Hatay, Adıyaman ve Kahramanmaraş'ın aralarında bulunduğu 10 kentte, ibadet merkezleri de depremden etkilendi. Çevre, Şehircilik ve İklim Değişikliği Bakanlığı; yaptığı incelemeler sonucunda, depremin yaşandığı şehirlerde, toplam bin 852 ibadethane ve tarihi eserin yıkıldığı tespit etti.
KÜLTÜREL ZENGİNLİĞİMİZ YOK OLDU
Depremin en fazla yıkıma uğrattığı Hatay'da şehrin kültürel dokusu bozuldu. Anadolu'nun en eski camilerinden Habib-i Neccar ve 16'ncı yüzyılda Memlükler tarafından inşa edilen Ulu Cami depremle yerle bir oldu.
Hatay İskenderun'da deprem sonucu ağır hasar gören Aziz Nikola Rum Ortodoks Kilisesi, 151 yıl sonra aynı kaderi yaşadı. Kilise daha önce de yaşadığı depremle yıkımla yüz yüze gelmişti.
BİRÇOK UYGARLIĞA EV SAHİPLİĞİ YAPMIŞTI
Antakya'da Altınözü Tokaçlı'da bulunan Rum Ortodoks Kilisesi yıkıldı, Antakya merkezdeki Rum Ortodoks Kilisesi ağır hasar gördü. Antakya Haçlı Prensliği'nin simgelerinden olan Kırıkhan'daki Darb-ı Sak Kalesi tamamen yıkıldı. Hatay'da İskenderun'da bulunan Karasun Mangants Ermeni Kilisesi de depremde büyük hasar gören yapılar arasında.
Gaziantep'te şehrin sembolü olarak görülen Gaziantep Kalesi, yaşanan depremde en fazla zarar gören yapılar arasında yer aldı. Nerdeyse harabeye dönen kale, Anadolu medeniyetlerinden Bizans ve Osmanlı İmparatorluğu'na kadar birçok uygarlığa ev sahipliği yapmıştı.

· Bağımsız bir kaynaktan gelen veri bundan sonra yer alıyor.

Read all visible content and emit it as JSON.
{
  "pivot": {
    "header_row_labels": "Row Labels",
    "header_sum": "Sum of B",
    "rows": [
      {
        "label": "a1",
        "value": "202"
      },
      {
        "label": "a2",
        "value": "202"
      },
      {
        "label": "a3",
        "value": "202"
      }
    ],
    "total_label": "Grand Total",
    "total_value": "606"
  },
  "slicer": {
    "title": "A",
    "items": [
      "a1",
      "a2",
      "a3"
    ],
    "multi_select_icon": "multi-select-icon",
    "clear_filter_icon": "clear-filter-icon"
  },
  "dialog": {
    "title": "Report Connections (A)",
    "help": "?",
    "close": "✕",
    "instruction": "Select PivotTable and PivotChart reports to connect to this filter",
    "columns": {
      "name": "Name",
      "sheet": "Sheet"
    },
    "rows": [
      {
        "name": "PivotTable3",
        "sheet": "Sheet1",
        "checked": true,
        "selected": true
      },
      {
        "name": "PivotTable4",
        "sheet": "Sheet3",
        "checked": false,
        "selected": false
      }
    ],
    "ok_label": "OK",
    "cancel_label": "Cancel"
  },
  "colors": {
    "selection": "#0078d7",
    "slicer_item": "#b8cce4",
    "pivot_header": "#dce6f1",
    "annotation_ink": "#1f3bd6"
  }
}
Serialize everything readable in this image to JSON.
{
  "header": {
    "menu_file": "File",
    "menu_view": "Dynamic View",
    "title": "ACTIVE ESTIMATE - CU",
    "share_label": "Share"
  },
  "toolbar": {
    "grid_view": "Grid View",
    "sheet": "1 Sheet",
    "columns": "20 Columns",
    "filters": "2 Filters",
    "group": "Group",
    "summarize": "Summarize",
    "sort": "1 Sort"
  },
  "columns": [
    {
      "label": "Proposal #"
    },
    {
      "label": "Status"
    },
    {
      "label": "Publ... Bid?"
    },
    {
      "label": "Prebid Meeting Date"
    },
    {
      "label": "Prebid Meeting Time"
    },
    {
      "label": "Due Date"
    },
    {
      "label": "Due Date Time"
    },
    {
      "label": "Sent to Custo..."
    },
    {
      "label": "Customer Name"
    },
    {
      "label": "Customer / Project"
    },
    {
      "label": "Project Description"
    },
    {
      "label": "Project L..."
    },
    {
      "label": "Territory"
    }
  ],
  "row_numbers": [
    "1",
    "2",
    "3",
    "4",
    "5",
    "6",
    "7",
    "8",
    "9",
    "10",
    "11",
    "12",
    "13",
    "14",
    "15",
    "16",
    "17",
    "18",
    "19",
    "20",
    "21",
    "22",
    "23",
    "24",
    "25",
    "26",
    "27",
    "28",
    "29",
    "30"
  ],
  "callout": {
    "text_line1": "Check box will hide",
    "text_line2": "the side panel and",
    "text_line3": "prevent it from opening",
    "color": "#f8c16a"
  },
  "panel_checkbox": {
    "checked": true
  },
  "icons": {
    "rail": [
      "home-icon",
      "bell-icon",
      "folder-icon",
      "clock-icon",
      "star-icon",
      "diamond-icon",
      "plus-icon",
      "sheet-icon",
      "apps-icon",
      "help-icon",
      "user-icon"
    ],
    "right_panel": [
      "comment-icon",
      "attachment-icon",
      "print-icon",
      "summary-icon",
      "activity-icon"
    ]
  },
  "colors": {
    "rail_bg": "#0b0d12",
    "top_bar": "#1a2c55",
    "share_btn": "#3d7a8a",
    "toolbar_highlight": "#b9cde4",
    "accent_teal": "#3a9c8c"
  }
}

BİNLERCE YILLIK CAMİLER AYAKTA KALMADI
Adıyaman'da da aynı manzaralar vardı. Kentin merkezinde bulunan ve 1515 yılında yapılan Ulu Cami, asrın felaketinde ayakta kalamadı. Tarihi Çarşı Camii'nden geriye ise sadece enkaz görüntüleri kaldı. Kahta Kalesi de depremin etkisiyle hasar gördü. Yıkıcı deprem, dünya miraslarına adını yazdıran Diyarbakır surlarında da yıkıma neden oldu.